石橋幸の凄いところは、スターリンの圧政によって閉じ込められていたロシア人さえも知らない唄を、自分の足で拾い集めたことである。ジプシーや囚人、貧しい人々が秘かにしぶとく歌い継いできた唄には情感と力強さがある。底辺に生きる人たちの生活や心の暗闇からたちのぼってくるいくつもの物語の中には暗くても情感豊かな世界がある。
また石橋は、唄はそれが生まれた言葉で歌われるべきだという主義の元に徹底してロシア語で唄うスタイルを通している。それが壁になっていることもあり日本では認める人も少ないが、ロシアでは石橋はその功績を認められ、シャンソンゴーダ特別賞を受賞してクレムリン宮殿で歌った唯一の日本人でもある。
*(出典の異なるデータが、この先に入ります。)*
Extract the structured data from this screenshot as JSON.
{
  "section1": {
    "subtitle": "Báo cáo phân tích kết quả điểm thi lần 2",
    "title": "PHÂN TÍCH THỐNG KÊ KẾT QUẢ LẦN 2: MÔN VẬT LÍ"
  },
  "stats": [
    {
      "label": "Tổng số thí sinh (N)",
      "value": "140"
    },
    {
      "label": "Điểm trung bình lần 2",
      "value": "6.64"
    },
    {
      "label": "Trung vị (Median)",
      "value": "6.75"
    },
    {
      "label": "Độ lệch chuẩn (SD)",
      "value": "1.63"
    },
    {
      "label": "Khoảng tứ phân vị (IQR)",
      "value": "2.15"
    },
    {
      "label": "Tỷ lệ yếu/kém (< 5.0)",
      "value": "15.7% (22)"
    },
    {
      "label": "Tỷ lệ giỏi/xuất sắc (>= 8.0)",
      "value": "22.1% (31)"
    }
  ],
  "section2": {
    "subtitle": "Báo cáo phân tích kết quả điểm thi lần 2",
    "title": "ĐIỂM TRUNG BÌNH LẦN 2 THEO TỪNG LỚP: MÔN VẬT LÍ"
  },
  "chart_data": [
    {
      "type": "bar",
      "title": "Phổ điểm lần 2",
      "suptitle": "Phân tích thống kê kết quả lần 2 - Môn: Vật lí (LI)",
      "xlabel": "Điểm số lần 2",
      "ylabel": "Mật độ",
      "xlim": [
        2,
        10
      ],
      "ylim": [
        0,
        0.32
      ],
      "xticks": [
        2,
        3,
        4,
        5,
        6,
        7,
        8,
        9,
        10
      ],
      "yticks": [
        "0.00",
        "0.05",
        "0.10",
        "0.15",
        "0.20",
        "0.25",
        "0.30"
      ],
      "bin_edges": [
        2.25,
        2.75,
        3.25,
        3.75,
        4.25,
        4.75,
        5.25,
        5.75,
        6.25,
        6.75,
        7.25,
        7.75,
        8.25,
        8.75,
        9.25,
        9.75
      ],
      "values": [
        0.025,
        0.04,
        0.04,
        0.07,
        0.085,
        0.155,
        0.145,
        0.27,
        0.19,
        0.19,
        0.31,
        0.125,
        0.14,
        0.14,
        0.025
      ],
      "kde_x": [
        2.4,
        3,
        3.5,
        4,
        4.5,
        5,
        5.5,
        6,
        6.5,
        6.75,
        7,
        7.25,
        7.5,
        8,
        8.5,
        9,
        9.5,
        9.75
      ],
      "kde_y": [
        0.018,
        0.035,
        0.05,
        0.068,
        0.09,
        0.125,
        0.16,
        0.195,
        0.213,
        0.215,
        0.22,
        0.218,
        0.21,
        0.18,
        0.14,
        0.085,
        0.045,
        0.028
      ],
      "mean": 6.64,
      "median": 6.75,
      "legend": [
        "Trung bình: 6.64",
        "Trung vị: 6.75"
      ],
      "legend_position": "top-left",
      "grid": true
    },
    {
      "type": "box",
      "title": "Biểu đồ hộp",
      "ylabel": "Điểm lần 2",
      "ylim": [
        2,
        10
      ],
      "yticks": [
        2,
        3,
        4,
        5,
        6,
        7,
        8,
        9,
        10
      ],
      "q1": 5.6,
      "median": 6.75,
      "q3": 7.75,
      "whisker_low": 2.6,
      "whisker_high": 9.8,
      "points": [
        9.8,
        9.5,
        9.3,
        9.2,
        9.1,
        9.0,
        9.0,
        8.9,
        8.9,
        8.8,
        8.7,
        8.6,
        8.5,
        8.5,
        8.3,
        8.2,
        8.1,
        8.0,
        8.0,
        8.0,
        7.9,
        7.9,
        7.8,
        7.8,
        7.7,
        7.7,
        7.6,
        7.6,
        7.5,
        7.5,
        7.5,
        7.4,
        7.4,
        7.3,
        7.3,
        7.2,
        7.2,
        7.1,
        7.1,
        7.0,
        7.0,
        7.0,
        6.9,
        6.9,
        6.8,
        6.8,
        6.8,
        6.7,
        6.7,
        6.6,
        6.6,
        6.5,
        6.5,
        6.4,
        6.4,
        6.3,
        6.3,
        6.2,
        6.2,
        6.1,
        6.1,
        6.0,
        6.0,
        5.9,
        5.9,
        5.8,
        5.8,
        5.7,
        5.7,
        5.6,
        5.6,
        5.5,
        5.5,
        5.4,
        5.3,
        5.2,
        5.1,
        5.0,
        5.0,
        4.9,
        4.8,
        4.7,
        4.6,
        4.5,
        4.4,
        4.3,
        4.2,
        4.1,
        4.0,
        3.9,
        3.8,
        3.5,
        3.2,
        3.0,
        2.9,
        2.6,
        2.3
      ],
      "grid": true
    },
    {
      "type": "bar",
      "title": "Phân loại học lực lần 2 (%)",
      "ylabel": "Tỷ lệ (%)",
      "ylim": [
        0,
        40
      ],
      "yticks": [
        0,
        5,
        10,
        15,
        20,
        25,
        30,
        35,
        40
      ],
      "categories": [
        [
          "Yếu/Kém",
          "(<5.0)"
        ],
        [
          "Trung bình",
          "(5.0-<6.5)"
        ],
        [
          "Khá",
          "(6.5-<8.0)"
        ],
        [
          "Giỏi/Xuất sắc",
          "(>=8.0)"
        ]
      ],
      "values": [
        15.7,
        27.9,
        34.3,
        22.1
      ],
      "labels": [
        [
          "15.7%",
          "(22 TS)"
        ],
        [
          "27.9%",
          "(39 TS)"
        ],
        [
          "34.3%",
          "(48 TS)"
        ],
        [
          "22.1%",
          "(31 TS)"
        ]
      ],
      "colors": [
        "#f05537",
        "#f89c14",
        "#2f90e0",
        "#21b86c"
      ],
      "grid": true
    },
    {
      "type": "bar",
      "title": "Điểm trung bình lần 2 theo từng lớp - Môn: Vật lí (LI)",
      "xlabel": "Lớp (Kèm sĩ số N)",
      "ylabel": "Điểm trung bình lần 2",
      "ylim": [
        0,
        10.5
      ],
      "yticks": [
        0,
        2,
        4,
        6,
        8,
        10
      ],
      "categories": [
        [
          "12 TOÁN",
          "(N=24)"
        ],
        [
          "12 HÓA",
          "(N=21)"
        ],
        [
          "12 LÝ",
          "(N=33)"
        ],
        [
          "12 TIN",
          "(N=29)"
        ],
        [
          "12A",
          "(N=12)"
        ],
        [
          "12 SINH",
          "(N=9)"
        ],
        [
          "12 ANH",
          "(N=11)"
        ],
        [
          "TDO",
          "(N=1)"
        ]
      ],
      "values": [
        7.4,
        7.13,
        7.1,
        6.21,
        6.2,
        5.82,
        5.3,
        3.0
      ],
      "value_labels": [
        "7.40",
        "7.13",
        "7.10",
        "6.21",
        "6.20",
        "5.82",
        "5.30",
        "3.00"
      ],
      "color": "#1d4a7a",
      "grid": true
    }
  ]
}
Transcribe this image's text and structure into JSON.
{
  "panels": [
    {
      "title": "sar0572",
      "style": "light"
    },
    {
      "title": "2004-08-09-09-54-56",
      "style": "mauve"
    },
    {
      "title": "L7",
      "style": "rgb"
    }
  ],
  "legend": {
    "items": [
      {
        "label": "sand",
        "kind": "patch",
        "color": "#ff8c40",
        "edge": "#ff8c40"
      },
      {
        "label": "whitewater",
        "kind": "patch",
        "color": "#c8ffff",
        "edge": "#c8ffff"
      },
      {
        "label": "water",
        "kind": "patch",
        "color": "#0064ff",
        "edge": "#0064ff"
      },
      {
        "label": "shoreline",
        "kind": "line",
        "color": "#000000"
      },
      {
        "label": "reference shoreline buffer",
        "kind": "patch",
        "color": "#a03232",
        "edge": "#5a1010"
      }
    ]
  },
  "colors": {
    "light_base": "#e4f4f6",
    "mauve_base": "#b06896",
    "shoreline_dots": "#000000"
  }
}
だが勿論、日本にも熱心な支持者がいて石橋の唄に感動し、涙を流す。作家の中上健次も石橋の唄と声を認めた一人である。
日本に居ながらも世界各地から様々な音楽が入って来る現代の情報社会であるが、ポピュラーなヒット曲だけが注目されるのが現実でもある。日本では聞くことが少ないジプシーや囚人の歌には言葉を超えた力強さがあり、国や民族が違っても人々の営みには変わりがないことを伝えてくれる。それが日本人の感性にも合うということを石橋の唄を聞いて感じて欲しいものだと思っている。